No idea, wasn't paying attention. Had too much to catch up on Game of Thrones...





/sarc for you morons.

Uber Vandal's picture

Even Tyrion Lannister, the new Master of Coin, understands that being in debt is bad.


ekm's picture

big banks are not in debt, they are hyperleveraged

leverage is NOT debt. Debt exists from entity A to entity B


Leverage is money that does not exists. Once collapse starts, it simply disappears into absolutely nothing

ekm's picture

Theoretical. You have $100k but buy $1million stocks at $10/share.

Condition: if stock falls to $7, margin is called.

Nobody lent that money to you, you simply bought $1m of stock by depositing your $100k.

Big banks are allowed to do that. Margin accounts work like that.


Stocks drops to $5, bank/broker sells your stocks without asking you and keeps the $100k.

You are broke.


Same with big banks.

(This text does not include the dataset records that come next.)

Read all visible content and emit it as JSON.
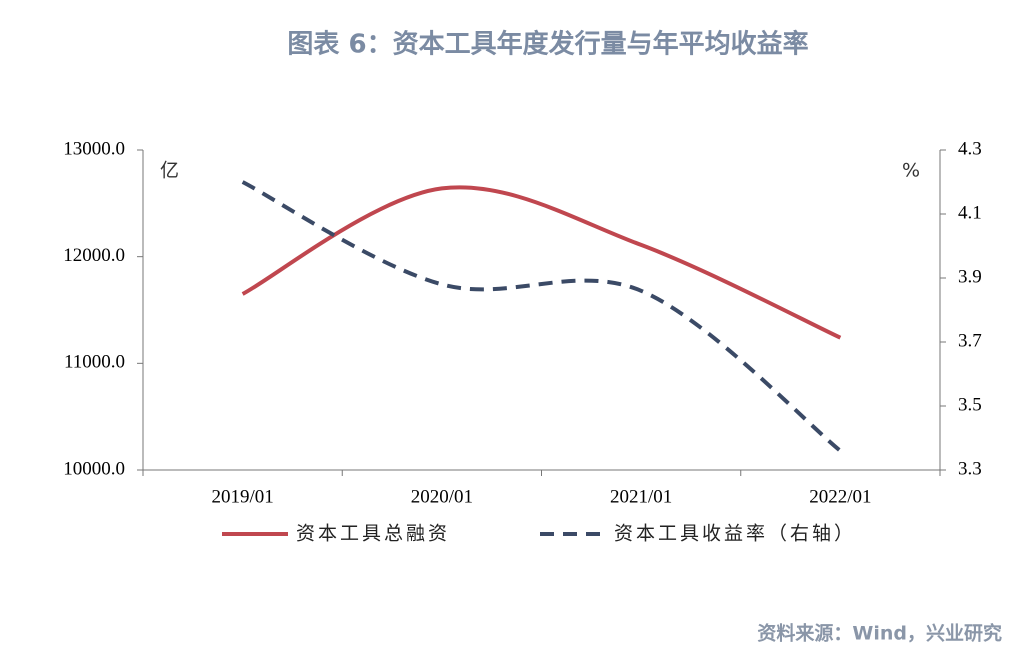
{
  "chart_data": {
    "type": "line",
    "title": "图表 6：资本工具年度发行量与年平均收益率",
    "source": "资料来源：Wind，兴业研究",
    "y_unit": "亿",
    "y2_unit": "%",
    "categories": [
      "2019/01",
      "2020/01",
      "2021/01",
      "2022/01"
    ],
    "series": [
      {
        "name": "资本工具总融资",
        "color": "#c0474f",
        "values": [
          11650,
          12640,
          12110,
          11240
        ]
      },
      {
        "name": "资本工具收益率（右轴）",
        "color": "#3b4a66",
        "axis": "y2",
        "dashed": true,
        "values": [
          4.2,
          3.88,
          3.86,
          3.36
        ]
      }
    ],
    "ylim": [
      10000,
      13000
    ],
    "yticks": [
      {
        "value": 10000,
        "label": "10000.0"
      },
      {
        "value": 11000,
        "label": "11000.0"
      },
      {
        "value": 12000,
        "label": "12000.0"
      },
      {
        "value": 13000,
        "label": "13000.0"
      }
    ],
    "y2lim": [
      3.3,
      4.3
    ],
    "y2ticks": [
      3.3,
      3.5,
      3.7,
      3.9,
      4.1,
      4.3
    ],
    "legend": "bottom",
    "grid": false
  }
}
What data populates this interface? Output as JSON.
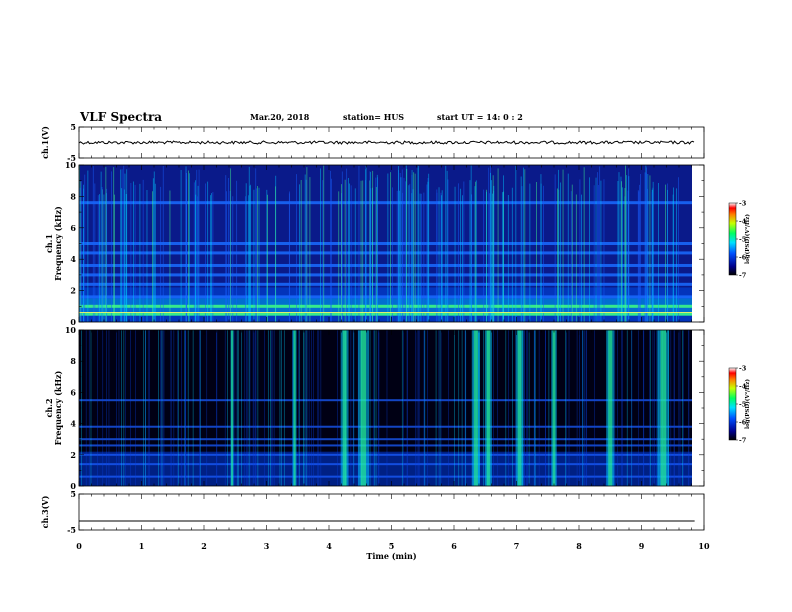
{
  "header": {
    "title": "VLF Spectra",
    "date": "Mar.20, 2018",
    "station": "station= HUS",
    "start": "start  UT =   14: 0  : 2"
  },
  "colors": {
    "background": "#ffffff",
    "spectrogram_dark": "#000014",
    "trace": "#000000"
  },
  "chart_data": [
    {
      "type": "line",
      "panel": "ch1_waveform",
      "ylabel": "ch.1(V)",
      "ylim": [
        -5,
        5
      ],
      "yticks": [
        "5",
        "-5"
      ],
      "x": [
        0,
        9.85
      ],
      "series": [
        {
          "values": [
            0,
            0
          ]
        }
      ]
    },
    {
      "type": "heatmap",
      "panel": "ch1_spectrogram",
      "ylabel": "ch.1\nFrequency (kHz)",
      "ylim": [
        0,
        10
      ],
      "yticks": [
        "10",
        "8",
        "6",
        "4",
        "2",
        "0"
      ],
      "xlim": [
        0,
        10
      ],
      "colorbar": {
        "label": "log(PSD)(V²/Hz)",
        "ticks": [
          "-3",
          "-4",
          "-5",
          "-6",
          "-7"
        ],
        "range": [
          -7,
          -3
        ]
      },
      "bands_khz": [
        0.5,
        1.0,
        1.6,
        2.4,
        3.0,
        3.6,
        4.4,
        5.0,
        7.6
      ]
    },
    {
      "type": "heatmap",
      "panel": "ch2_spectrogram",
      "ylabel": "ch.2\nFrequency (kHz)",
      "ylim": [
        0,
        10
      ],
      "yticks": [
        "10",
        "8",
        "6",
        "4",
        "2",
        "0"
      ],
      "xlim": [
        0,
        10
      ],
      "colorbar": {
        "label": "log(PSD)(V²/Hz)",
        "ticks": [
          "-3",
          "-4",
          "-5",
          "-6",
          "-7"
        ],
        "range": [
          -7,
          -3
        ]
      },
      "bursts_min": [
        2.45,
        3.45,
        4.25,
        4.55,
        6.35,
        6.55,
        7.05,
        7.6,
        8.5,
        9.35
      ]
    },
    {
      "type": "line",
      "panel": "ch3_waveform",
      "ylabel": "ch.3(V)",
      "ylim": [
        -5,
        5
      ],
      "yticks": [
        "5",
        "-5"
      ],
      "x": [
        0,
        9.85
      ],
      "series": [
        {
          "values": [
            -2.5,
            -2.5
          ]
        }
      ]
    }
  ],
  "xaxis": {
    "label": "Time (min)",
    "ticks": [
      "0",
      "1",
      "2",
      "3",
      "4",
      "5",
      "6",
      "7",
      "8",
      "9",
      "10"
    ]
  }
}
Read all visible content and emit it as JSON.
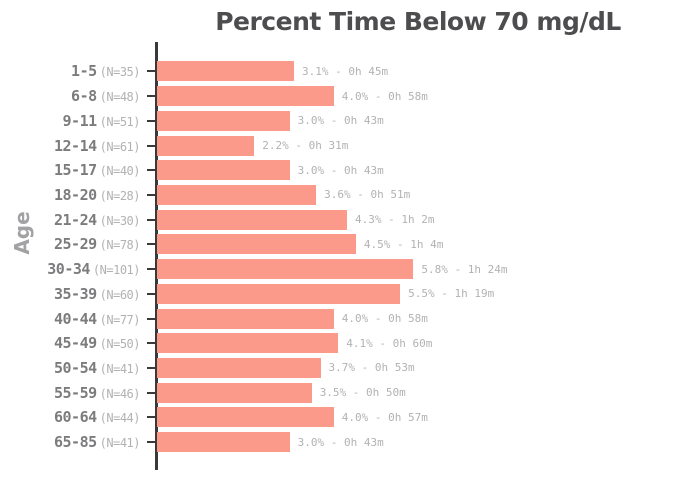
{
  "title": "Percent Time Below 70 mg/dL",
  "y_axis_title": "Age",
  "colors": {
    "bar": "#FB9A8B",
    "axis": "#39393B",
    "title_text": "#4D4D4F",
    "age_label_text": "#7C7C7E",
    "muted_label_text": "#B2B2B4",
    "background": "#FFFFFF"
  },
  "chart_data": {
    "type": "bar",
    "orientation": "horizontal",
    "title": "Percent Time Below 70 mg/dL",
    "ylabel": "Age",
    "xlabel": "",
    "x_axis_visible": false,
    "grid": false,
    "legend": false,
    "value_unit": "percent",
    "categories": [
      "1-5",
      "6-8",
      "9-11",
      "12-14",
      "15-17",
      "18-20",
      "21-24",
      "25-29",
      "30-34",
      "35-39",
      "40-44",
      "45-49",
      "50-54",
      "55-59",
      "60-64",
      "65-85"
    ],
    "sample_size_labels": [
      "(N=35)",
      "(N=48)",
      "(N=51)",
      "(N=61)",
      "(N=40)",
      "(N=28)",
      "(N=30)",
      "(N=78)",
      "(N=101)",
      "(N=60)",
      "(N=77)",
      "(N=50)",
      "(N=41)",
      "(N=46)",
      "(N=44)",
      "(N=41)"
    ],
    "sample_sizes": [
      35,
      48,
      51,
      61,
      40,
      28,
      30,
      78,
      101,
      60,
      77,
      50,
      41,
      46,
      44,
      41
    ],
    "values": [
      3.1,
      4.0,
      3.0,
      2.2,
      3.0,
      3.6,
      4.3,
      4.5,
      5.8,
      5.5,
      4.0,
      4.1,
      3.7,
      3.5,
      4.0,
      3.0
    ],
    "bar_labels": [
      "3.1% - 0h 45m",
      "4.0% - 0h 58m",
      "3.0% - 0h 43m",
      "2.2% - 0h 31m",
      "3.0% - 0h 43m",
      "3.6% - 0h 51m",
      "4.3% - 1h 2m",
      "4.5% - 1h 4m",
      "5.8% - 1h 24m",
      "5.5% - 1h 19m",
      "4.0% - 0h 58m",
      "4.1% - 0h 60m",
      "3.7% - 0h 53m",
      "3.5% - 0h 50m",
      "4.0% - 0h 57m",
      "3.0% - 0h 43m"
    ]
  }
}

They buy stocks/bonds at 3% capital, the other 97% is leverage, money that does not exist

darteaus's picture

PMI, but how does one buy $1M of stock w/$100K without someone lending you the money?

The seller surely did not surrender the $1M of stock w/o collecting $1M, and you only have $100K, so somebody came up w/$900K to seal the deal, right?

ekm's picture

primary dealers can

THX 1178's picture

What happens when it disappears into nothing though?

ekm's picture

$1million of securities will be fire sold to make up for $900k the bank "loaned" you out of nothing.


It's a collateral based system.

Assuming you had 10k shares valued @ $10 each, now those shares after the fire sale are worth $1/each.

$9/share disappeared



Value of collateral is what matters.


For instance: If you have 1lbs of oranges worth $10/lbs, then you have $10

But if oranges go half rotten and you can sell them for $2/lbs, then you have $2.


Orange is the collateral

Value is what others are ready to pay for it




THX 1178's picture

If those securities are equity based: big downward pressure on stock market

If debt based, big spike in yields?

Big feedback loop crash?

ekm's picture

Buying a house is the same thing

Assuming you buy $300k house but put down only $10k.

The bank "lent" you the difference to be paid in 30 yrs.


The bank let you nothing, they just make the credit out of nothing, but they expect you to pay cash biweekly. It's leverage.